Heute müsse man dankbar sein, betonte Rehberg. „Dafür, dass wir in einer Welt leben, in der nicht die Verantwortungslosen regieren.“ Das bedeute aber auch Verpflichtung: „Wir müssen dafür sorgen, dass Verantwortungslose keine Chance haben.“ Dass Spaltung, Lüge und dreiste Unverschämtheiten zu Macht führen könnten, zeige sich am Beispiel der USA, so der katholische Pfarrer. „Wohin das führt, wissen wir nicht.“ Es liege an den Politikern, diese Politiker zur Verantwortung zu ziehen.

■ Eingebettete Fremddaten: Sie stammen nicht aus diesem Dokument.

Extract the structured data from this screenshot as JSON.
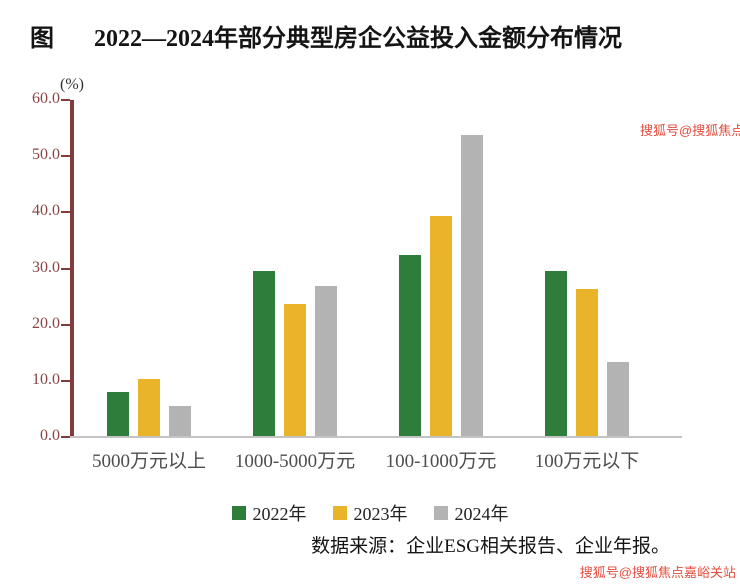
{
  "title": {
    "prefix": "图",
    "text": "2022—2024年部分典型房企公益投入金额分布情况"
  },
  "source": "数据来源：企业ESG相关报告、企业年报。",
  "watermark": {
    "top": "搜狐号@搜狐焦点嘉峪关站",
    "bottom": "搜狐号@搜狐焦点嘉峪关站"
  },
  "colors": {
    "axis": "#823c3c",
    "tick_label": "#8a4343",
    "baseline": "#c4c4c4",
    "watermark_red": "#e03a2a",
    "series_2022": "#2e7d3b",
    "series_2023": "#e9b32a",
    "series_2024": "#b3b3b3"
  },
  "chart_data": {
    "type": "bar",
    "title": "2022—2024年部分典型房企公益投入金额分布情况",
    "unit_label": "(%)",
    "categories": [
      "5000万元以上",
      "1000-5000万元",
      "100-1000万元",
      "100万元以下"
    ],
    "series": [
      {
        "name": "2022年",
        "color": "#2e7d3b",
        "values": [
          7.8,
          29.5,
          32.3,
          29.5
        ]
      },
      {
        "name": "2023年",
        "color": "#e9b32a",
        "values": [
          10.2,
          23.5,
          39.3,
          26.2
        ]
      },
      {
        "name": "2024年",
        "color": "#b3b3b3",
        "values": [
          5.3,
          26.8,
          53.8,
          13.3
        ]
      }
    ],
    "ylim": [
      0,
      60
    ],
    "yticks": [
      "60.0",
      "50.0",
      "40.0",
      "30.0",
      "20.0",
      "10.0",
      "0.0"
    ],
    "xlabel": "",
    "ylabel": "(%)",
    "grid": false,
    "legend_position": "bottom"
  }
}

„Es ist nicht leicht, in unserer Welt zu leben. Aber Gott traut uns zu, dass wir die Verantwortung, die er uns in die Hände gelegt hat, tragen“, so der Geistliche. Das funktioniere, wenn jeder respektvoll und mit Achtung handele. Unterschiede dürften nicht dazu führen, den anderen als Feind zu sehen. Uniformiertheit sei der Tod jeder Gesellschaft, mahnte Rehberg. Vielfalt könne dagegen eine Einheit darstellen, die stärker sei.

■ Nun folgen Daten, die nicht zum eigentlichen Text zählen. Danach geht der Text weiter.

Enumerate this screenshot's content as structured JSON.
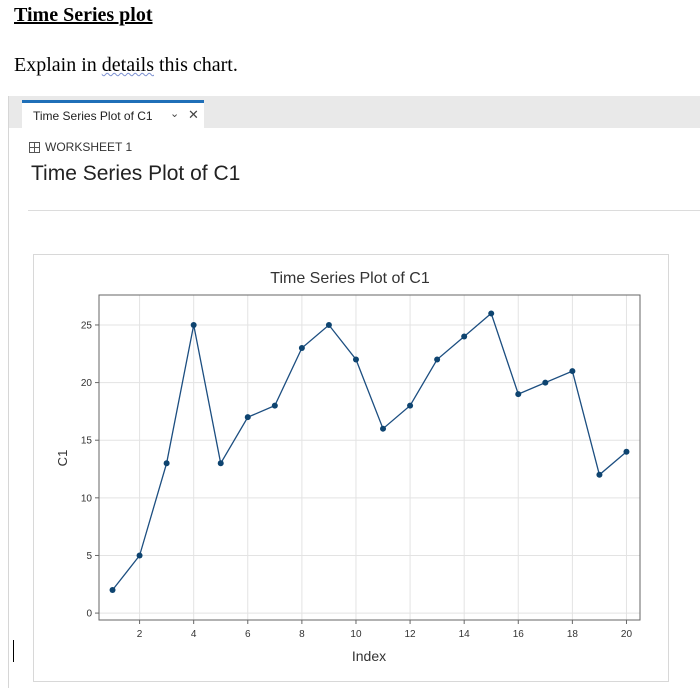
{
  "document": {
    "heading": "Time Series plot",
    "prompt_before": "Explain in ",
    "prompt_squiggle": "details",
    "prompt_after": " this chart."
  },
  "app": {
    "tab_label": "Time Series Plot of C1",
    "tab_chevron_icon": "chevron-down-icon",
    "tab_close_icon": "close-icon",
    "worksheet_icon": "grid-icon",
    "worksheet_label": "WORKSHEET 1",
    "page_title": "Time Series Plot of C1",
    "accent_color": "#1f6fb8"
  },
  "chart_data": {
    "type": "line",
    "title": "Time Series Plot of C1",
    "xlabel": "Index",
    "ylabel": "C1",
    "x": [
      1,
      2,
      3,
      4,
      5,
      6,
      7,
      8,
      9,
      10,
      11,
      12,
      13,
      14,
      15,
      16,
      17,
      18,
      19,
      20
    ],
    "values": [
      2,
      5,
      13,
      25,
      13,
      17,
      18,
      23,
      25,
      22,
      16,
      18,
      22,
      24,
      26,
      19,
      20,
      21,
      12,
      14
    ],
    "xticks": [
      2,
      4,
      6,
      8,
      10,
      12,
      14,
      16,
      18,
      20
    ],
    "yticks": [
      0,
      5,
      10,
      15,
      20,
      25
    ],
    "xlim": [
      0.5,
      20.5
    ],
    "ylim": [
      -0.6,
      27.6
    ],
    "grid": true,
    "line_color": "#1c4e80",
    "marker_color": "#0e4470"
  }
}
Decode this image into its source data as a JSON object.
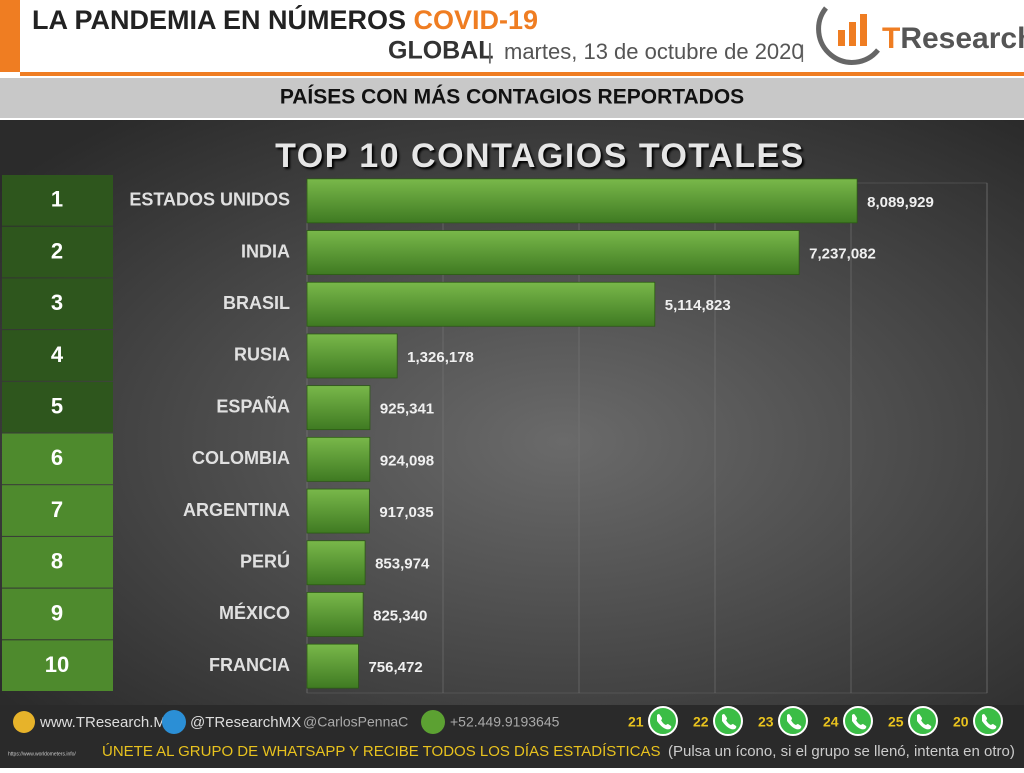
{
  "header": {
    "title": "LA PANDEMIA EN NÚMEROS",
    "topic": "COVID-19",
    "scope": "GLOBAL",
    "date": "martes, 13 de octubre de 2020",
    "logo_initial": "T",
    "logo_rest": "Research"
  },
  "banner": "PAÍSES CON MÁS CONTAGIOS REPORTADOS",
  "chart_data": {
    "type": "bar",
    "orientation": "horizontal",
    "title": "TOP 10 CONTAGIOS TOTALES",
    "ranks": [
      "1",
      "2",
      "3",
      "4",
      "5",
      "6",
      "7",
      "8",
      "9",
      "10"
    ],
    "rank_colors": [
      "#2e561d",
      "#2e561d",
      "#2e561d",
      "#2e561d",
      "#2e561d",
      "#4e8a2d",
      "#4e8a2d",
      "#4e8a2d",
      "#4e8a2d",
      "#4e8a2d"
    ],
    "categories": [
      "ESTADOS UNIDOS",
      "INDIA",
      "BRASIL",
      "RUSIA",
      "ESPAÑA",
      "COLOMBIA",
      "ARGENTINA",
      "PERÚ",
      "MÉXICO",
      "FRANCIA"
    ],
    "values": [
      8089929,
      7237082,
      5114823,
      1326178,
      925341,
      924098,
      917035,
      853974,
      825340,
      756472
    ],
    "value_labels": [
      "8,089,929",
      "7,237,082",
      "5,114,823",
      "1,326,178",
      "925,341",
      "924,098",
      "917,035",
      "853,974",
      "825,340",
      "756,472"
    ],
    "color": "#5c9b33",
    "xlim": [
      0,
      10000000
    ],
    "xticks": [
      0,
      2000000,
      4000000,
      6000000,
      8000000,
      10000000
    ],
    "grid": true
  },
  "footer": {
    "website": "www.TResearch.Mx",
    "twitter": "@TResearchMX",
    "twitter2": "@CarlosPennaC",
    "phone": "+52.449.9193645",
    "whatsapp_groups": [
      "21",
      "22",
      "23",
      "24",
      "25",
      "20"
    ],
    "cta": "ÚNETE AL GRUPO DE WHATSAPP Y RECIBE TODOS LOS DÍAS ESTADÍSTICAS",
    "cta_note": "(Pulsa un ícono, si el grupo se llenó, intenta en otro)",
    "source": "https://www.worldometers.info/"
  }
}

Anlässlich des Gedenktages legten Vertreter der Stadt, der Feuerwehr, der Schützen, des DRK und des Volksbundes Deutsche Kriegsgräberfürsorge Kränze am Ehrenmal nieder. Musikalisch begleiteten das Jugendblasorchester, der Männerchor Meinerzhagen und der MGV Volmequelle Scherl die Veranstaltung. Weitere Kränze wurden außerdem am Ehrenmal an der Hochstraße, an der Gedenkstätte für jüdische Mitbürger an der Kirchstraße und an der Kriegsgräberstätte niedergelegt. Die Initiative Stolpersteine besuchte die Gedenkstätte der Zwangsarbeiter und gedachte hier der Toten.

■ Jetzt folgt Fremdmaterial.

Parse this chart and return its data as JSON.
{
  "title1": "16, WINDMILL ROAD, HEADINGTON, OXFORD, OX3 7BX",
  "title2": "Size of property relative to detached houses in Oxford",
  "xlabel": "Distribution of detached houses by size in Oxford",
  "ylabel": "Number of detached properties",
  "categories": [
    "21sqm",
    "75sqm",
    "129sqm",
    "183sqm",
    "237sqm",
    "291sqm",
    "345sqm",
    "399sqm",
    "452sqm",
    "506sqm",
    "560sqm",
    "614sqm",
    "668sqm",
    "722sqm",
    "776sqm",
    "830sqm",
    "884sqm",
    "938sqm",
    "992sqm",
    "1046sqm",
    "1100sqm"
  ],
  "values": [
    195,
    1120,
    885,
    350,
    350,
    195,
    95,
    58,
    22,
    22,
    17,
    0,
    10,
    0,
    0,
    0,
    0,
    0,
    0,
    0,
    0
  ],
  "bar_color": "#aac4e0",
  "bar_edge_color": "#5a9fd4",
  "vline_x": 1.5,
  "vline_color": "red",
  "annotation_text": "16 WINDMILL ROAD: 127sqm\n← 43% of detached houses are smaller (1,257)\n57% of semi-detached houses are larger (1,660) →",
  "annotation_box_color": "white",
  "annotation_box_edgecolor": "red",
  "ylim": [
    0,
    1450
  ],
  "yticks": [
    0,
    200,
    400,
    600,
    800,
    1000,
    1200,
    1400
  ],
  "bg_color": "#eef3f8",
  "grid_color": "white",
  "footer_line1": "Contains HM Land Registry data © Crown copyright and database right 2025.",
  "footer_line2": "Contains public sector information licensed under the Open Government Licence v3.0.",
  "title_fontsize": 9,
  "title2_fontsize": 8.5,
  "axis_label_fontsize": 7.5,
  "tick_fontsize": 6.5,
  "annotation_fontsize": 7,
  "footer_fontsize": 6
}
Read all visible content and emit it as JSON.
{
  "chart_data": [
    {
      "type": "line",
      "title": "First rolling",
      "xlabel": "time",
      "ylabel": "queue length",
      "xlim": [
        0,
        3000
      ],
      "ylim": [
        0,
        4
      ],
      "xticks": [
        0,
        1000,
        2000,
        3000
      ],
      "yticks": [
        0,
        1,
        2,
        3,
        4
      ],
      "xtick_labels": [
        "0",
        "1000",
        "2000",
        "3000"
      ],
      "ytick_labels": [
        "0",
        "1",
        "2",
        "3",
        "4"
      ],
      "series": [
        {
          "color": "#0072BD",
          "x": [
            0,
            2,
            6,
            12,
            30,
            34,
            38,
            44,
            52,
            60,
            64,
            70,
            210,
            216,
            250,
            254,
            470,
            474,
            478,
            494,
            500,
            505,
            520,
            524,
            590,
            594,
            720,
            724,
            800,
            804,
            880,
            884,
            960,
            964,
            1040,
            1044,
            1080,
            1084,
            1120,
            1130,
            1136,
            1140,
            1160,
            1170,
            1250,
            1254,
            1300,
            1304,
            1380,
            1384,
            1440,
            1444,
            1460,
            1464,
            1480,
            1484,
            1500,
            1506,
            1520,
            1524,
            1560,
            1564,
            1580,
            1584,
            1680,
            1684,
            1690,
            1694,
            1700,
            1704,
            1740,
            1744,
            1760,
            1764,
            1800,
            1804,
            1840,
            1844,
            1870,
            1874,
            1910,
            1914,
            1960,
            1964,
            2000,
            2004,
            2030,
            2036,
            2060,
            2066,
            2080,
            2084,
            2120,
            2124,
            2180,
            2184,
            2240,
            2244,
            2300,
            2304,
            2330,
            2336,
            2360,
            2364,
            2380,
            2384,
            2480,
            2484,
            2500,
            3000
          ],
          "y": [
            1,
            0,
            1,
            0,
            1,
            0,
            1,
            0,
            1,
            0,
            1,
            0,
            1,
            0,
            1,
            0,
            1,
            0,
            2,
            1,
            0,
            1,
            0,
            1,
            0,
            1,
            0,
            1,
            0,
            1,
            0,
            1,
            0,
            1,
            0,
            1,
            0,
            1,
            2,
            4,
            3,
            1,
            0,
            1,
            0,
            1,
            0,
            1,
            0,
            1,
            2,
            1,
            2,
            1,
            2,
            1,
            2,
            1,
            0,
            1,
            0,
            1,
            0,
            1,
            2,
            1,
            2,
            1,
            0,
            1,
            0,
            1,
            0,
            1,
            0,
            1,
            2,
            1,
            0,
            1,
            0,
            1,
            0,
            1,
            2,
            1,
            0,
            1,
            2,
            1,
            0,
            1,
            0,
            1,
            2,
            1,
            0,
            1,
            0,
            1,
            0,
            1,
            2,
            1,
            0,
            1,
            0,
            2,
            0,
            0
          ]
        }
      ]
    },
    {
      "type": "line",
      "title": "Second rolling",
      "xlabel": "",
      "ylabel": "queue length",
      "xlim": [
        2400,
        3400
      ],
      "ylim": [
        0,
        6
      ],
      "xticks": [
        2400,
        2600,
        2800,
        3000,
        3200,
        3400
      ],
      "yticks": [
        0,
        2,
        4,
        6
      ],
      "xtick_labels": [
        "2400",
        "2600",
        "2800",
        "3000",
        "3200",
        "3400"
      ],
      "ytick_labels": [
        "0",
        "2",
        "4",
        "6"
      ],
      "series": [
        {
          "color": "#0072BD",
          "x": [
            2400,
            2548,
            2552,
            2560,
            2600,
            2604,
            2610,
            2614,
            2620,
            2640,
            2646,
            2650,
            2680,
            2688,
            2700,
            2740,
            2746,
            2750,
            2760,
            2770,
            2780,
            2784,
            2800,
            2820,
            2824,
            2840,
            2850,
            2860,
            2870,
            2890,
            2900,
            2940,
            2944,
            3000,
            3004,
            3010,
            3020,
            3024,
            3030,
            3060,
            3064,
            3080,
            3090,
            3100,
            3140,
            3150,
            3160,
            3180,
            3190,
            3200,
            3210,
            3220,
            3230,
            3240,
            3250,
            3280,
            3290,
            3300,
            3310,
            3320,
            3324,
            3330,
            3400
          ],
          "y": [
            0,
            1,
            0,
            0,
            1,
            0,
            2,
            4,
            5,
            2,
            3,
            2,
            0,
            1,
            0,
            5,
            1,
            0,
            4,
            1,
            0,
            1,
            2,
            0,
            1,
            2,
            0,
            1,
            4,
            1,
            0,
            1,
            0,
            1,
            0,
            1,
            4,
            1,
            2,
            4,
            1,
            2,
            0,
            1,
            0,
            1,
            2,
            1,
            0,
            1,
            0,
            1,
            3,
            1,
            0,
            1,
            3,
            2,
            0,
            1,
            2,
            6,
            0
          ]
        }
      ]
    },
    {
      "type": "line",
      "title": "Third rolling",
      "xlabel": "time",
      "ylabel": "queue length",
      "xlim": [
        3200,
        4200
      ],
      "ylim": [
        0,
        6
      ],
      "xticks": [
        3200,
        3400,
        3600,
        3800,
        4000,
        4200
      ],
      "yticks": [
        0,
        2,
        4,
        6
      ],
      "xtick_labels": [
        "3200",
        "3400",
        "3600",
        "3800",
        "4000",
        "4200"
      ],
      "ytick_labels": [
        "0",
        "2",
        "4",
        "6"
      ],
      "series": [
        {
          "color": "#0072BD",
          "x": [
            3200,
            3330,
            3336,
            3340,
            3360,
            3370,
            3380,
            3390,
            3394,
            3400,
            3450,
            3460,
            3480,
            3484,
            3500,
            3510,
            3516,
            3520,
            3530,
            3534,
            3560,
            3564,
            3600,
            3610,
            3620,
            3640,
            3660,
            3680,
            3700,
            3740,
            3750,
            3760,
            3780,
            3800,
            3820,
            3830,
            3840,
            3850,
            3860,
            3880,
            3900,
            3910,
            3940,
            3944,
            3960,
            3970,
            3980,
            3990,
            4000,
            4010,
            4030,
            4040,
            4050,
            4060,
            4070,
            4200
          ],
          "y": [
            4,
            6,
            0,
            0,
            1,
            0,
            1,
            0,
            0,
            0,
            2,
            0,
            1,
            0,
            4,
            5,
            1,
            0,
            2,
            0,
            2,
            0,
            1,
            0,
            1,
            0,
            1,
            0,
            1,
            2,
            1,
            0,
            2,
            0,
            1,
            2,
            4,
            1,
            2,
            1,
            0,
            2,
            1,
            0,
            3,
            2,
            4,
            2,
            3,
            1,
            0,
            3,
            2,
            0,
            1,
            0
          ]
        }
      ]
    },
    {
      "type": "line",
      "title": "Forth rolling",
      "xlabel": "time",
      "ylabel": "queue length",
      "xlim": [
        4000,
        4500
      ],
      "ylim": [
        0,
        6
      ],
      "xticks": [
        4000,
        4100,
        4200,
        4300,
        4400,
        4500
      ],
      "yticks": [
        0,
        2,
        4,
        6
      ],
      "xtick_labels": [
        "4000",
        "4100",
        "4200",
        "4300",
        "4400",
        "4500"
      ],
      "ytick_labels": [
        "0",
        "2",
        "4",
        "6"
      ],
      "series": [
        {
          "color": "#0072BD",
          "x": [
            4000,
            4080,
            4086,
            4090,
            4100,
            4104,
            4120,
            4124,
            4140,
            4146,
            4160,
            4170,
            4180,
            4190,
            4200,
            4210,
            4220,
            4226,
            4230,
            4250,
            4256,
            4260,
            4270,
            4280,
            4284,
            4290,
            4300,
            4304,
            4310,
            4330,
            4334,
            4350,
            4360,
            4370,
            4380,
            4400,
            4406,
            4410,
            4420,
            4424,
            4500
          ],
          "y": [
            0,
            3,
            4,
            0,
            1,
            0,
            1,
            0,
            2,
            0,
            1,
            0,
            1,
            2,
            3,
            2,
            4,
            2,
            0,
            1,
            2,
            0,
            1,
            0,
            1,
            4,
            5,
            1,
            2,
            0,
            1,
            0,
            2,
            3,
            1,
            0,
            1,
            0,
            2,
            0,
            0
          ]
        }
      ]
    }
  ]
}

Auch am Ehrenmal in Hunswinkel und auf dem Valberter Soldatenfriedhof kamen die Menschen zusammen. Der Valberter Ortsvorsteher Hans Gerd Turck hielt dort jeweils die Ansprachen. In Hunswinkel hielt ebenso für den Schützenverein „Zur Listertalsperre“ der Vorsitzende Maik Homuth eine Rede. Auf dem Soldatenfriedhof in Valbert sprachen zudem Pastor Peter Winterhoff und der Vorsitzende des Valberter Schützenvereines Dominik Busch.

In ihren Reden gingen alle neben der Erinnerung an die Gräueltaten der vergangenen Kriege auch auf die aktuell auf der Welt herrschenden gewalttätigen Auseinandersetzungen und die nicht zuletzt damit verbundenen Probleme der Flüchtlinge in der jüngsten Zeit ein.

An beiden Gedenkveranstaltungen nahmen Abordnungen der Feuerwehr und der Schützenvereine teil und legten Kränze zur Erinnerung an die Toten nieder. Die Meinhardus Musikanten sorgten für die musikalische Umrahmung der beiden Feierstunden.